É uma viagem dentro de outra viagem à medida que o menino sai em busca do pai, ou de melhores condições de vida, numa jornada ao mesmo tempo emotiva e afetiva vai-se, também, viajando nas imagens e no desenrolar da trama. Uma viagem lírica, linda e forte, resistente.
Não há tempo definido no filme. Nenhum tipo de tempo. Não há, também, local definido, cidades imaginárias e cidades reais, tradicionais, como tantas que se vê, que coexistem e até se relacionam.
Os diálogos, no filme, são incompreensíveis, indefinidos. O peso do filme está na imagem, no som ambiente, nas paisagens e nas ações dos personagens que são múltiplos e um só ao mesmo tempo e no decorrer do filme.
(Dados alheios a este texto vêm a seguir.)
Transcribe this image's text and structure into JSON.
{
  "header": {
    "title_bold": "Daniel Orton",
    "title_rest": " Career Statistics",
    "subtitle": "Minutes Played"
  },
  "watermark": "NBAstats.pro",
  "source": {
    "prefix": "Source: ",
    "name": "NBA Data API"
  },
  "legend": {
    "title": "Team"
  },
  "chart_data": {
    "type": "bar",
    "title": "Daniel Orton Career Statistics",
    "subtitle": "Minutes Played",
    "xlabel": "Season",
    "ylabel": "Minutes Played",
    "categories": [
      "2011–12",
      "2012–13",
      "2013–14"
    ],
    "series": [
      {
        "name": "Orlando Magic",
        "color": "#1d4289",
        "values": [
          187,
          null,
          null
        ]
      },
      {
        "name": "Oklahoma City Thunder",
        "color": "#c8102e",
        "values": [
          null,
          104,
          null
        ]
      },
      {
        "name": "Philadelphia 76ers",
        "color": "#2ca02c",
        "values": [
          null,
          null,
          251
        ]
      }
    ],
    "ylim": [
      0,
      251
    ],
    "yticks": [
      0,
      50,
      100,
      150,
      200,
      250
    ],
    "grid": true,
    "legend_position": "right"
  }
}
Os espectadores também terão a sensação de que todos os personagens são um só. Assim como observamos as cidades com suas populações, suas vidas e indagamos se todas aquelas pessoas não seriam uma só. Os sons e músicas no filme são mais do que um ingrediente do filme, é uma personagem também.
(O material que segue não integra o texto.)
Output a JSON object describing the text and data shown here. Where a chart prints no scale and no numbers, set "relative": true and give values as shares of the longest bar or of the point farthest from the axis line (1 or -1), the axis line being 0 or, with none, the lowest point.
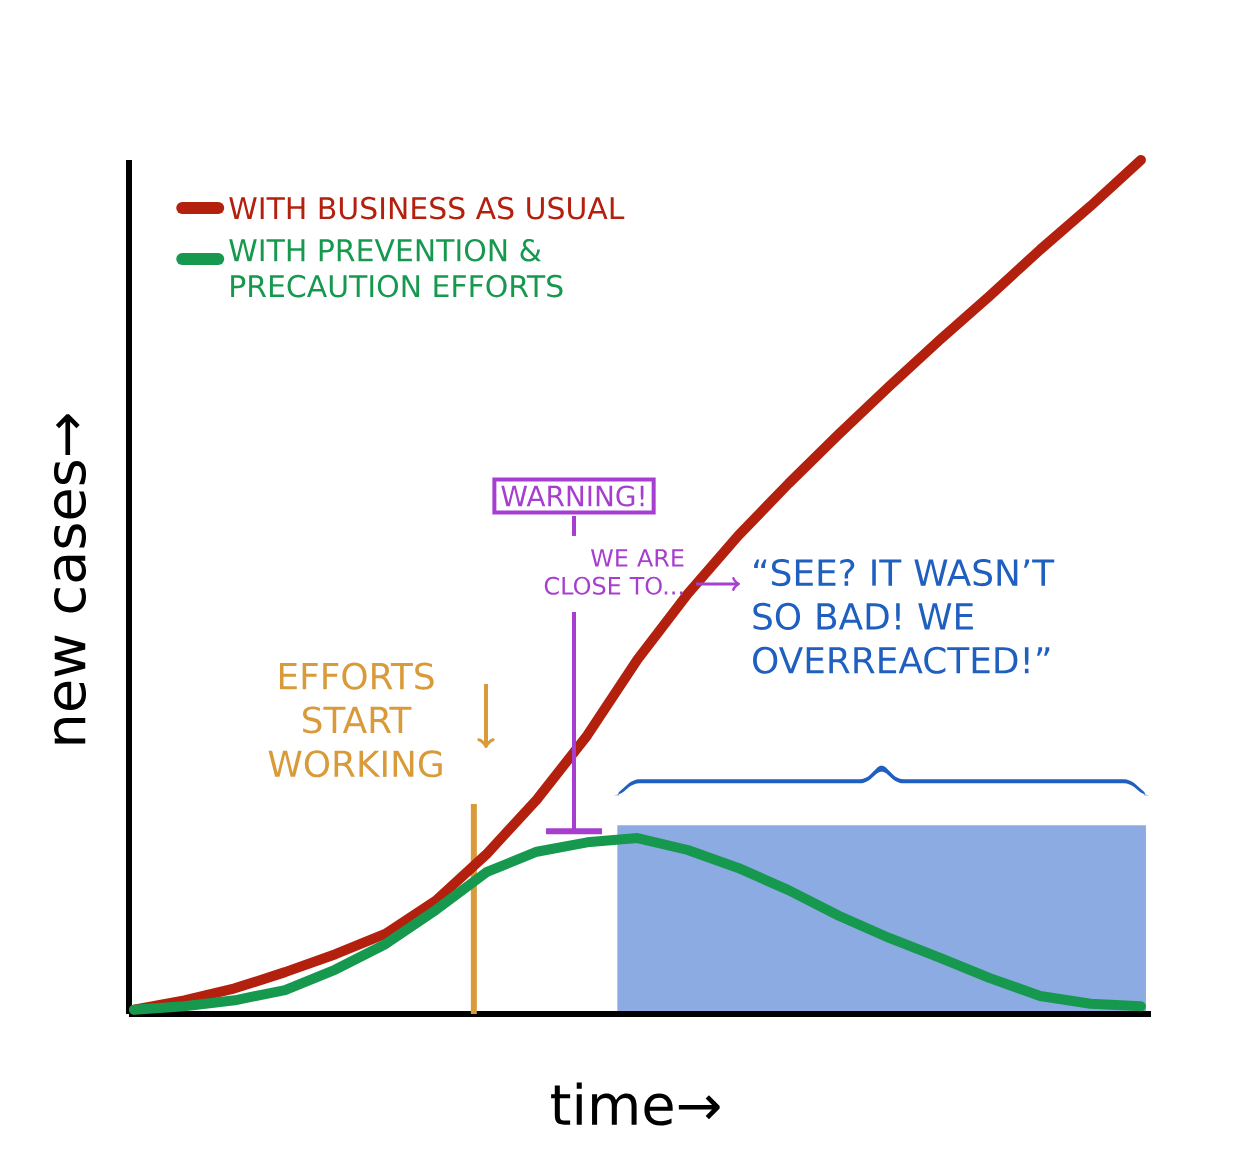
{
  "chart_data": {
    "type": "line",
    "relative": true,
    "xlabel": "time→",
    "ylabel": "new cases→",
    "categories": [
      null,
      null,
      null,
      null,
      null,
      null,
      null,
      null,
      null,
      null,
      null,
      null,
      null,
      null,
      null,
      null,
      null,
      null,
      null,
      null,
      null
    ],
    "series": [
      {
        "name": "WITH BUSINESS AS USUAL",
        "color": "#b3200e",
        "values": [
          0.005,
          0.016,
          0.03,
          0.049,
          0.07,
          0.094,
          0.133,
          0.187,
          0.251,
          0.326,
          0.415,
          0.492,
          0.56,
          0.621,
          0.679,
          0.735,
          0.789,
          0.841,
          0.895,
          0.946,
          1
        ]
      },
      {
        "name": "WITH PREVENTION & PRECAUTION EFFORTS",
        "color": "#16994f",
        "values": [
          0.005,
          0.009,
          0.016,
          0.028,
          0.052,
          0.082,
          0.122,
          0.166,
          0.19,
          0.201,
          0.206,
          0.192,
          0.171,
          0.145,
          0.115,
          0.089,
          0.066,
          0.042,
          0.021,
          0.012,
          0.009
        ]
      }
    ],
    "legend": "top left",
    "marker": "none",
    "line_style": "solid",
    "annotations": [
      "EFFORTS START WORKING",
      "“SEE? IT WASN’T SO BAD! WE OVERREACTED!”",
      "WARNING!",
      "WE ARE CLOSE TO..."
    ]
  }
}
A riqueza de detalhes como a colagem de sorrisos largos em cartazes de propaganda, apresentadores de, inteligentemente colocados no filme é uma constante. Riquezas de detalhes, esmero nos detalhes dão uma satisfação maior ao filme.
  Ao terminar a primeira sessão tem-se inúmeras interrogações, dúvidas e inúmeros pensamentos. Tem-se também um convite a ver novamente o filme. Novos pontos de vista das paisagens, dos detalhes, dos sons. Como se em uma nova viagem a um mesmo lugar tivesse-se a sensação de nunca ter estado ali, porque as sensações são novas e diferentes da anterior. Por isso a ideia de uma viagem dentro de outra viagem, de caminhos dentro de outros caminhos, de olhares dentro de outros olhares e dos caminhos e olhares que estão no filme e do espectador sobre o filme.
O olhar de assombro do menino sobre a cidade, o novo, o tão diferente do seu espaço natural e rural, onde viveu os primeiros anos de vida. O entendimento da técnica, da capacidade humana de construir, transformar, organizar, como também destruir, submeter, eliminar dentro de uma compreensão mais global do que local, fornece a dimensão da capacidade humana em lidar com a diversidade de paradigmas, com paradoxos, contradições, materialidade e relações sociais, sonhos, segregações, memórias, Técnicas, Identidades, sujeito e objeto, sentimentos, perspectivas e possibilidades.

“O Menino e o Mundo” tem essa dimensão das múltiplas possibilidades, como as cidades, com seus espaços físicos, sociais, seus fluxos, seus tempos diversos, em que passado, presente e futuro se encontram, seus conflitos, suas infinitas possibilidades.